Add the three, carry the two, plus one, and the answer is $7.5. Billion.
If HM Riverdeep is allowed to acquire Reed Elsevier's Harcourt division, the newly created entity begins its life with $7.5 billion in money owed to investors. Those who have invested their retirement funds with Davy stockbrokers will of course be keen to recoup their moneys at some point down the road, and Citigroup would not care to go to its Board of Directors with a portfolio of bad loans to be written off. How will the minnow that swallowed two whales manage to keep up the payments?
HM Riverdeep expects to see savings of $70 million out of Houghton Mifflin's management. The bean counters anticipate reduced operating expenses because the merged entity can operate more efficiently as a unit than as separate companies. Just eliminating two or three executives from corner offices ought to accomplish that feat, and Riverdeep has enough high-powered leaders to take over and run things to Mr. O'Callaghan's satisfaction.

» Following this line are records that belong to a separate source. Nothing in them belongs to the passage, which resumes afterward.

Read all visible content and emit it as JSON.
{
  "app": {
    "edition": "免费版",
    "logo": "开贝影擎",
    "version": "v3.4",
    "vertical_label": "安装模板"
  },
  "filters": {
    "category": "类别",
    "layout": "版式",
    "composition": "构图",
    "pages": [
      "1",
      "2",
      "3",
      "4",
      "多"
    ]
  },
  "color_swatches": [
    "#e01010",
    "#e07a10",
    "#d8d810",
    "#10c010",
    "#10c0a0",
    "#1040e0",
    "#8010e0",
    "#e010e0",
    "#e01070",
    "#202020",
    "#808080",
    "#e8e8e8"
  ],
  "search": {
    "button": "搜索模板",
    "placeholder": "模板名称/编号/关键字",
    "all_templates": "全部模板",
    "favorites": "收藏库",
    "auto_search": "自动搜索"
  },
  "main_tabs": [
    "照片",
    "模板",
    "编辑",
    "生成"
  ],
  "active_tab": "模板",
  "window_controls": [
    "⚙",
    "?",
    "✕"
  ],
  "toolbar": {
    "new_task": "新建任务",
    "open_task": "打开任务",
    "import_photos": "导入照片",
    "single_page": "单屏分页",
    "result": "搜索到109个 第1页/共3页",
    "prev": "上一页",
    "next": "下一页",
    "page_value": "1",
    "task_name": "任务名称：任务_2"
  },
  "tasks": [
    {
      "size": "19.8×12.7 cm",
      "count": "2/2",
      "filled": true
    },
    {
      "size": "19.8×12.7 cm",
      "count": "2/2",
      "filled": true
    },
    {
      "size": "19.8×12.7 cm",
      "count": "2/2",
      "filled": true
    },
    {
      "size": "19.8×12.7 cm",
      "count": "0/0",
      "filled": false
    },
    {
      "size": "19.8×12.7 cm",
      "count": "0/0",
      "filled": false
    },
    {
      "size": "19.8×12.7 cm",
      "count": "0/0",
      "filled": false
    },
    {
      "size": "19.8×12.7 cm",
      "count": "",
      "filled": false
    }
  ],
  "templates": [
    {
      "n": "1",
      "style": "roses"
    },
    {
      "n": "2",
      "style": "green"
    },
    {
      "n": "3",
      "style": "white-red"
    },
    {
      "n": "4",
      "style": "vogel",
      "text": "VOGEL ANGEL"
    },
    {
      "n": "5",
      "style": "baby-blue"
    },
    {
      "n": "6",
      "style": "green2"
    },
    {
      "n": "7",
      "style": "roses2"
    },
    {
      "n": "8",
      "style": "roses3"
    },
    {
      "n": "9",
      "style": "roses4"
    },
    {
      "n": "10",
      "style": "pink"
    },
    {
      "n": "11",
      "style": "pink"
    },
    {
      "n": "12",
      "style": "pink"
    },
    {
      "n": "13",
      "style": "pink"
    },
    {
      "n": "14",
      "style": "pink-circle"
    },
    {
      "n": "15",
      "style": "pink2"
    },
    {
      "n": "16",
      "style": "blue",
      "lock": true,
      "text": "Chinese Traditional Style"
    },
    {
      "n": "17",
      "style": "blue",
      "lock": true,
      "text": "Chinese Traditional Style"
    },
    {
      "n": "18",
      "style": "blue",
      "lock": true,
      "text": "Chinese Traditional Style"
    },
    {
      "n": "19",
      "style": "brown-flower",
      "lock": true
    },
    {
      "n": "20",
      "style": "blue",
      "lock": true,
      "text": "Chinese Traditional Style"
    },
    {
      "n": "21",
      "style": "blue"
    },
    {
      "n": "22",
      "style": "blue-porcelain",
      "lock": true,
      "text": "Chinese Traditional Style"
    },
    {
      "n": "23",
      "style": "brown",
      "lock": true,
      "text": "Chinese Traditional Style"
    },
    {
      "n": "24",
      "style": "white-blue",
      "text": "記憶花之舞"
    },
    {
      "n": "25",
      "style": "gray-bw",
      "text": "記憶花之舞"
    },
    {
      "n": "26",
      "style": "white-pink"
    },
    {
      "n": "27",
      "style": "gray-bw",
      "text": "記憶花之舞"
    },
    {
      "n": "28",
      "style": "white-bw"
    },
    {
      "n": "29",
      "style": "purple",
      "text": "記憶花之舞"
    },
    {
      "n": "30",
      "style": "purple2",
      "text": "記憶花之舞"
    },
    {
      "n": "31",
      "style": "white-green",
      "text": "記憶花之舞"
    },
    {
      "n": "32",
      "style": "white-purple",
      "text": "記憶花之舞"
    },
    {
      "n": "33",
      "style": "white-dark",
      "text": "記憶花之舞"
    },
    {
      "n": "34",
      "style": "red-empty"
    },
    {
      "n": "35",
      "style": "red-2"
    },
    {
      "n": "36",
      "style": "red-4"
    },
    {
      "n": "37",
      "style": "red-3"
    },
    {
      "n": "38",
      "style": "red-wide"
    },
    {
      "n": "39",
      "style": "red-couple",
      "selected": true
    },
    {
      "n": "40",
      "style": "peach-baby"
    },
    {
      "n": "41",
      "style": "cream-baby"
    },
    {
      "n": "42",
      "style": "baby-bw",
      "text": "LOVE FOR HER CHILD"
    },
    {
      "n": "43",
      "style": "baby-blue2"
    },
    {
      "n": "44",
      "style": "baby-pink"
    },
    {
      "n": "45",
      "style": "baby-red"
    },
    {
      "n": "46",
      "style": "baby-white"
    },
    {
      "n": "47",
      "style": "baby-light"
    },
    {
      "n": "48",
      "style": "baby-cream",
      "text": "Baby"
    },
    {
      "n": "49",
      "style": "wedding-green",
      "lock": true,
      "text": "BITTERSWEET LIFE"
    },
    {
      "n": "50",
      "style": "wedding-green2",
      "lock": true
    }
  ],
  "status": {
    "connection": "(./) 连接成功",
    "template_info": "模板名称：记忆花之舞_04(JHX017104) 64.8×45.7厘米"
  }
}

No need to lay off the lower echelon of employees....
It is also believed that $100 million worth of savings can be squeezed out of Harcourt, and here again one can see how easily that much could be cut from a budget by giving the sack to the suits whose performance proved to be a disappointment to Reed Elsevier. In no time at all, operating expenses are reduced and the composite structure is leaner and faster. Think of the minnow becoming more like a shark.
After cutting out the fat, it's time to generate some profits, because that is what really pays the bills -- and the mortgage. Add the savings projected, factor in some more "revenue synergies", and you're looking at $1 billion (EBITDA). Now that's some real revenue.
HM Riverdeep is counting on Houghton Mifflin to do what they need it to do while various government entities explore the anti-trust potential of the Harcourt acquisition. The minnow has to prove to its investors that it can live up to the promises of reduced operating expenses and increased sales and revenue, and it has to accomplish this goal before the end of the year when the Harcourt sale could be finalized. The investors will be watching, nervous fingers on wallets that can be closed up tight in a flash.
2 comments:
As for cutting at the top...many of the top-level "old guard" at the major divisions of Houghton (those who date to Nadir D.'s tenure) have left or been asked to leave in recent months. Those who've had a previous history with Harcourt do not seem as likely to leave.
The employees of Riverdeep are a known commodity, and I believe are less likely to be given the sack. Top level managers could conceivably be promoted to posts at the merged company, at the expense of the old guard who held those same positions.
I can't help but fear that cuts will take place down the chain of command, in a quest to reduce operating expenses. Same old story as any other merger.
At the same time, they can't very well eliminate everyone or there's no one left who knows how to run Harcourt. The difficulty comes in deciding who is critical to operations.